O regresso, como manda o bom senso, deve e vai ser lento, teremos, com alguma probabilidade, alguns avanços e recuos. Por vezes, penso que este momento poder ser comparado à oportunidade de voltar a nascer, mas com conhecimento profundo da vida anterior, ou seja, sabemos o que fizemos até agora para controlar a pandemia, temos agora mais certezas sobre o que teremos de mudar ou fazer ainda melhor caso exista uma nova aceleração do número de casos.
Neste momento de retoma progressiva das atividades que foram suspensas ou reduzidas durante o período em que vigorou o estado de emergência, a missão dos hospitais é assegurar a manutenção da capacidade de resposta aos doentes afetados pela COVID-19 e a segurança dos profissionais de saúde e de doentes com outras patologias.
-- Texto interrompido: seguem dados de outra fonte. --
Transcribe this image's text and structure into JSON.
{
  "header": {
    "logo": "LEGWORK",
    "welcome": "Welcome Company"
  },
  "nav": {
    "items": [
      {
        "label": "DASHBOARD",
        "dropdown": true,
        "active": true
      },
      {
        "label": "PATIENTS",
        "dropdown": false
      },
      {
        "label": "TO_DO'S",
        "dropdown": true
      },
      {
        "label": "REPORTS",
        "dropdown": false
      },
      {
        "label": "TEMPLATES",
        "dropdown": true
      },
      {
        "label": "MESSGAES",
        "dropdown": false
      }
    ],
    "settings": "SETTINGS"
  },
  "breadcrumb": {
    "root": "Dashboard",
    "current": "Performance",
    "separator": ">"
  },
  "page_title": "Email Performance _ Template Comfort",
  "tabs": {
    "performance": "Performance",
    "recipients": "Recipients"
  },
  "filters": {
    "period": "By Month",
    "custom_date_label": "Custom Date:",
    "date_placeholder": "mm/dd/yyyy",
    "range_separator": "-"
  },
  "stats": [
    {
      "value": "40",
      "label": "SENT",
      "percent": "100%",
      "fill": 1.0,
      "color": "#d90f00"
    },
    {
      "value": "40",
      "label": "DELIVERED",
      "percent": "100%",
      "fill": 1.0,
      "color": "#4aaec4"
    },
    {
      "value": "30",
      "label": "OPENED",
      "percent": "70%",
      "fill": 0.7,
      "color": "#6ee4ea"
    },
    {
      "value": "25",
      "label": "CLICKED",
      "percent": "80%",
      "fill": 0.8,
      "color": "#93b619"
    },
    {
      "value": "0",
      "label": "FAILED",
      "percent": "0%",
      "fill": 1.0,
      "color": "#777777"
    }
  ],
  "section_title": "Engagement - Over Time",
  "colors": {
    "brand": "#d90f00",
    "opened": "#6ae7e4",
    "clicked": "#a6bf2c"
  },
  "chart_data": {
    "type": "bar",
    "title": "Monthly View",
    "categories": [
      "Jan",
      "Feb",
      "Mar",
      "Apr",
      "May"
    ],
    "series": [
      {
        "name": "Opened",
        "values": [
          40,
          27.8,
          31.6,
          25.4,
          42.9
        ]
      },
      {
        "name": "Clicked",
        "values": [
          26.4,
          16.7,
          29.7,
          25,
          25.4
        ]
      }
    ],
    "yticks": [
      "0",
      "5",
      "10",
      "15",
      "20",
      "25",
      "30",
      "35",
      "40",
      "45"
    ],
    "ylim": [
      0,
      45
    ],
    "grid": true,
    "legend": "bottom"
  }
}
Em simultâneo, torna-se igualmente importante nesta fase, tomar medidas concretas para que todos os cidadãos voltem a confiar nos serviços de saúde, uma vez que, com o inicio da pandemia, assistimos a uma quebra acentuada da procura dos hospitais por insegurança dos utentes e perda de confiança, confiança essa que queremos agora recuperar gradualmente.
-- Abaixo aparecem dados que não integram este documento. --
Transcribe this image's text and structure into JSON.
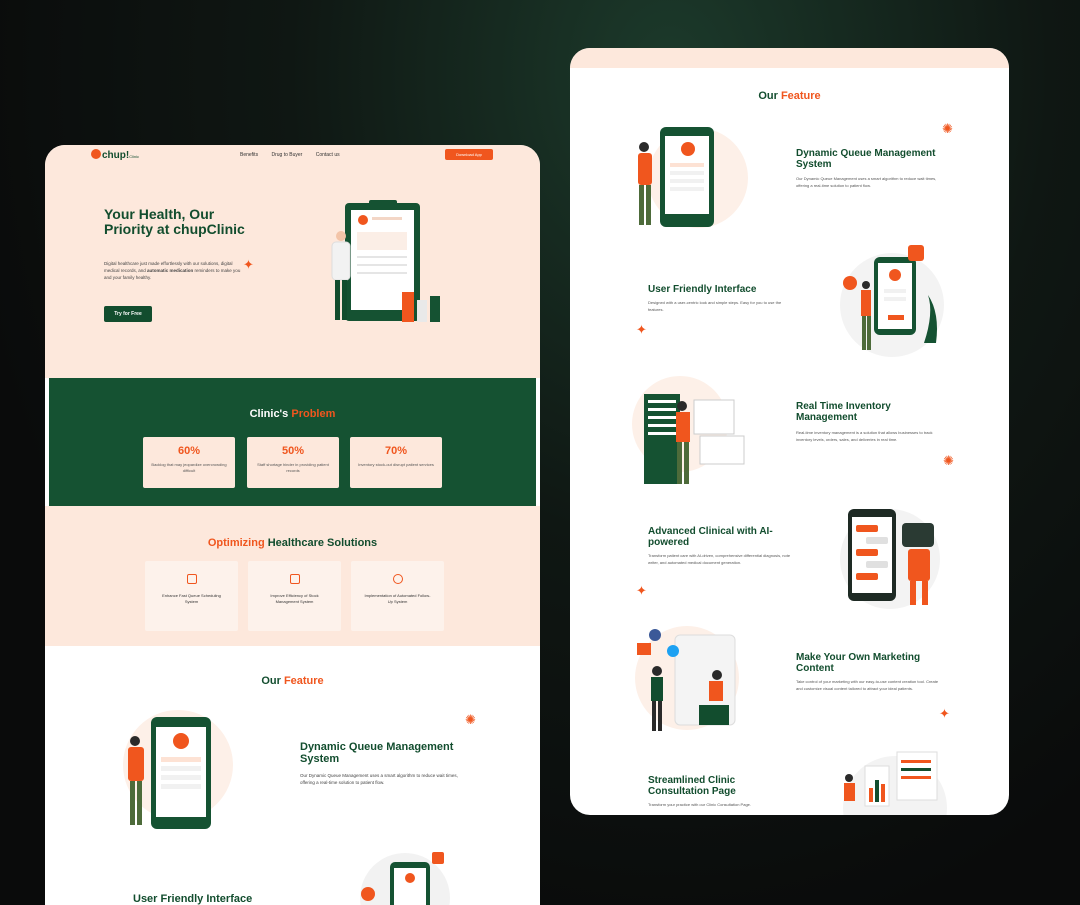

Assim, para garantir o cumprimento da missão acima descrita, definimos um conjunto concreto de medidas, entre as quais se destacam: o aumento progressivo do número de consultas realizadas, privilegiando a realização de teleconsultas; o aumento gradual dos tempos cirúrgicos; a retoma da realização dos meios complementares de diagnóstico e terapêutica que estiveram suspensos ou reduzidos; a reorganização dos circuitos para separação de doentes COVID-19 e não COVID-19; e o reforço da articulação com os Cuidados de Saúde Primários na referenciação e atendimento de doentes.
Este período de retoma representa também uma oportunidade de reorganizar os serviços, dando mais autonomia e responsabilidade aos profissionais de saúde, através dos Centros de Responsabilidade Integrados. Esta reorganização permitirá aumentar a produtividade dos serviços, tornando-os mais flexíveis, adaptados e eficientes, promovendo o trabalho em equipa e a orientação clara aos objetivos definidos. Assim, e com o atingimento dos objetivos, será também possível repensar os modelos de remuneração e aumentar a satisfação dos nossos profissionais.
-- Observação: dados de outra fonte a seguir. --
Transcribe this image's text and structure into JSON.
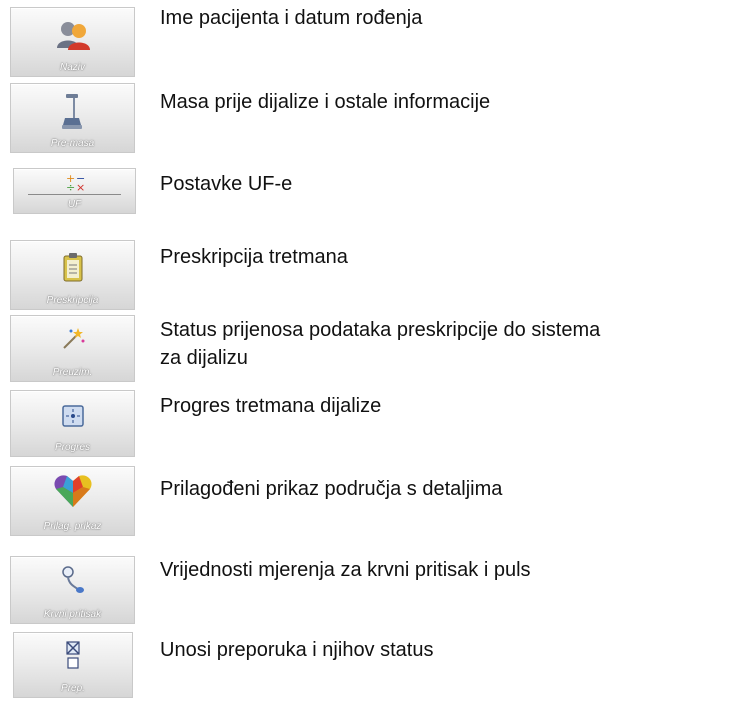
{
  "items": [
    {
      "button_label": "Naziv",
      "icon": "patients-icon",
      "description": "Ime pacijenta i datum rođenja"
    },
    {
      "button_label": "Pre-masa",
      "icon": "scale-icon",
      "description": "Masa prije dijalize i ostale informacije"
    },
    {
      "button_label": "UF",
      "icon": "uf-settings-icon",
      "description": "Postavke UF-e"
    },
    {
      "button_label": "Preskripcija",
      "icon": "clipboard-icon",
      "description": "Preskripcija tretmana"
    },
    {
      "button_label": "Preuzim.",
      "icon": "magic-wand-icon",
      "description": [
        "Status prijenosa podataka preskripcije do sistema",
        "za dijalizu"
      ]
    },
    {
      "button_label": "Progres",
      "icon": "progress-icon",
      "description": "Progres tretmana dijalize"
    },
    {
      "button_label": "Prilag. prikaz",
      "icon": "heart-mosaic-icon",
      "description": "Prilagođeni prikaz područja s detaljima"
    },
    {
      "button_label": "Krvni pritisak",
      "icon": "blood-pressure-icon",
      "description": "Vrijednosti mjerenja za krvni pritisak i puls"
    },
    {
      "button_label": "Prep.",
      "icon": "recommendation-icon",
      "description": "Unosi preporuka i njihov status"
    }
  ]
}
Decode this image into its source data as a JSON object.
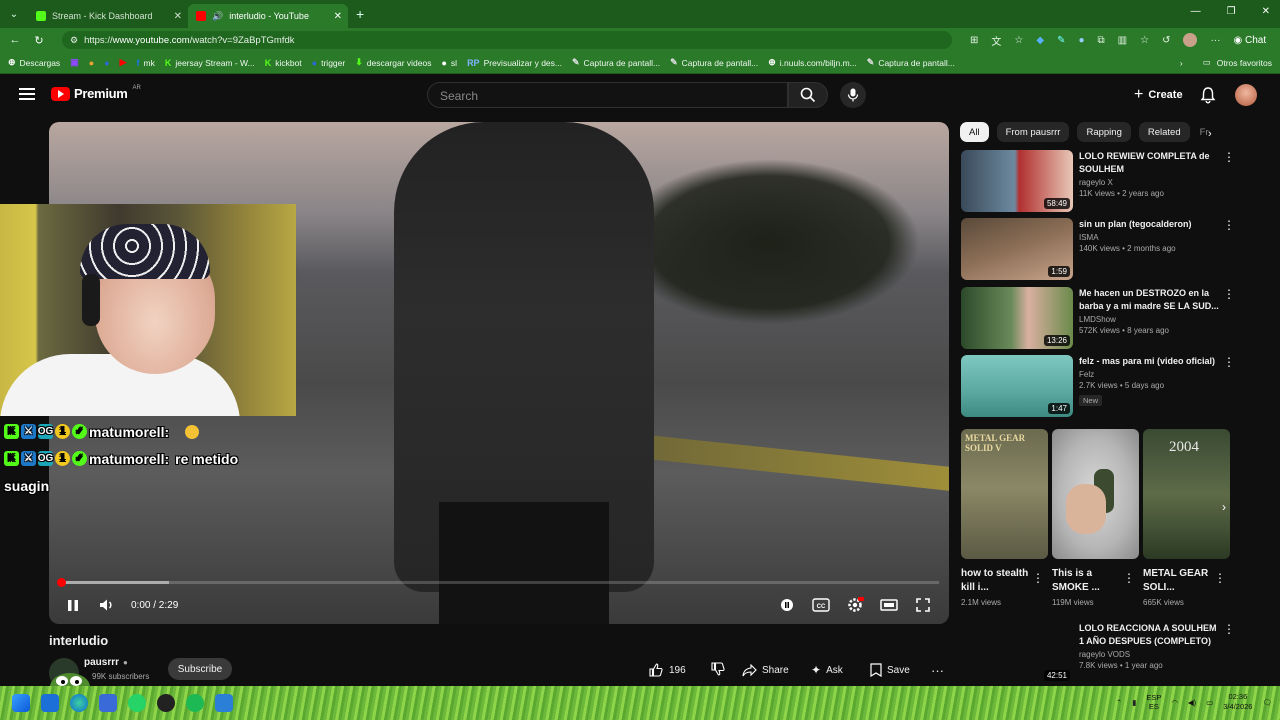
{
  "browser": {
    "tabs": [
      {
        "title": "Stream - Kick Dashboard",
        "active": false
      },
      {
        "title": "interludio - YouTube",
        "active": true
      }
    ],
    "url_prefix": "https://",
    "url_host": "www.youtube.com",
    "url_path": "/watch?v=9ZaBpTGmfdk",
    "bookmarks": [
      {
        "label": "Descargas",
        "icon": "globe-icon",
        "color": "#ffffff"
      },
      {
        "label": "",
        "icon": "twitch-icon",
        "color": "#9146ff"
      },
      {
        "label": "",
        "icon": "bookmark-icon",
        "color": "#f0a030"
      },
      {
        "label": "",
        "icon": "bookmark-icon",
        "color": "#2a6ad8"
      },
      {
        "label": "",
        "icon": "youtube-icon",
        "color": "#ff0000"
      },
      {
        "label": "mk",
        "icon": "facebook-icon",
        "color": "#1877f2"
      },
      {
        "label": "jeersay Stream - W...",
        "icon": "kick-icon",
        "color": "#53fc18"
      },
      {
        "label": "kickbot",
        "icon": "kick-icon",
        "color": "#53fc18"
      },
      {
        "label": "trigger",
        "icon": "bookmark-icon",
        "color": "#2a6ad8"
      },
      {
        "label": "descargar videos",
        "icon": "download-icon",
        "color": "#53fc18"
      },
      {
        "label": "sl",
        "icon": "bookmark-icon",
        "color": "#ffffff"
      },
      {
        "label": "Previsualizar y des...",
        "icon": "rp-icon",
        "color": "#7fb3ff"
      },
      {
        "label": "Captura de pantall...",
        "icon": "pen-icon",
        "color": "#dddddd"
      },
      {
        "label": "Captura de pantall...",
        "icon": "pen-icon",
        "color": "#dddddd"
      },
      {
        "label": "i.nuuls.com/biljn.m...",
        "icon": "globe-icon",
        "color": "#ffffff"
      },
      {
        "label": "Captura de pantall...",
        "icon": "pen-icon",
        "color": "#dddddd"
      }
    ],
    "other_bookmarks": "Otros favoritos",
    "copilot_label": "Chat"
  },
  "youtube": {
    "logo_text": "Premium",
    "logo_country": "AR",
    "search_placeholder": "Search",
    "create_label": "Create"
  },
  "player": {
    "time_current": "0:00",
    "time_total": "2:29",
    "time_display": "0:00 / 2:29"
  },
  "chat": {
    "lines": [
      {
        "user": "matumorell:",
        "message": ""
      },
      {
        "user": "matumorell:",
        "message": "re metido"
      }
    ],
    "extra": "suagin"
  },
  "video": {
    "title": "interludio",
    "channel": "pausrrr",
    "subscribers": "99K subscribers",
    "subscribe_label": "Subscribe",
    "likes": "196",
    "share_label": "Share",
    "ask_label": "Ask",
    "save_label": "Save"
  },
  "chips": [
    "All",
    "From pausrrr",
    "Rapping",
    "Related",
    "Fr"
  ],
  "recommendations": [
    {
      "title": "LOLO REWIEW COMPLETA de SOULHEM",
      "channel": "rageylo X",
      "views": "11K views • 2 years ago",
      "duration": "58:49",
      "is_new": false
    },
    {
      "title": "sin un plan (tegocalderon)",
      "channel": "ISMA",
      "views": "140K views • 2 months ago",
      "duration": "1:59",
      "is_new": false
    },
    {
      "title": "Me hacen un DESTROZO en la barba y a mi madre SE LA SUD...",
      "channel": "LMDShow",
      "views": "572K views • 8 years ago",
      "duration": "13:26",
      "is_new": false
    },
    {
      "title": "felz - mas para mi (video oficial)",
      "channel": "Felz",
      "views": "2.7K views • 5 days ago",
      "duration": "1:47",
      "is_new": true,
      "new_label": "New"
    }
  ],
  "shorts": [
    {
      "title": "how to stealth kill i...",
      "views": "2.1M views",
      "overlay": "METAL GEAR SOLID V"
    },
    {
      "title": "This is a SMOKE ...",
      "views": "119M views",
      "overlay": ""
    },
    {
      "title": "METAL GEAR SOLI...",
      "views": "665K views",
      "overlay": "2004"
    }
  ],
  "bottom_rec": {
    "title": "LOLO REACCIONA A SOULHEM 1 AÑO DESPUES (COMPLETO)",
    "channel": "rageylo VODS",
    "views": "7.8K views • 1 year ago",
    "duration": "42:51"
  },
  "taskbar": {
    "lang_top": "ESP",
    "lang_bottom": "ES",
    "time": "02:36",
    "date": "3/4/2026"
  }
}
Numa vertente mais pessoal, acredito que o que vivemos até aqui tem sido a prova que definir uma estratégia clara desde o inicio, comunicar de forma eficaz essa estratégia a todos os responsáveis pela implementação da mesma e atuar de forma coordenada entre setores, entidades e indivíduos é a chave para o sucesso da gestão em momentos de crise. Isto não significa que, ao longo do percurso percorrido e no futuro que nos espera, não tenham sido e venham a ser cometidos erros, mas a forma ágil como estes foram, até agora, ultrapassados em conjunto, mantendo a cooperação entre equipas, é um exemplo daquilo que devemos manter no novo modelo de gestão pós-crise COVID-19.
Enquanto administradora hospitalar e atual Presidente do Conselho de Administração do CHULC, posso afirmar que este foi, é, e será, sem dúvida, um dos maiores desafios da minha carreira profissional. Desde o primeiro dia, tenho um enorme orgulho no trabalho que conseguimos realizar e na forma como nos conseguimos reinventar com enorme rapidez, garantindo sempre a qualidade dos nossos serviços. Acredito que o mundo nunca mais será igual, estaremos perante um “novo normal” e como tal, também nós, gestores e administradores da saúde teremos de nos adaptar a esta nova realidade e transformar a forma como nos organizamos para assegurar a excelência dos nossos serviços mesmo nas condições mais adversas.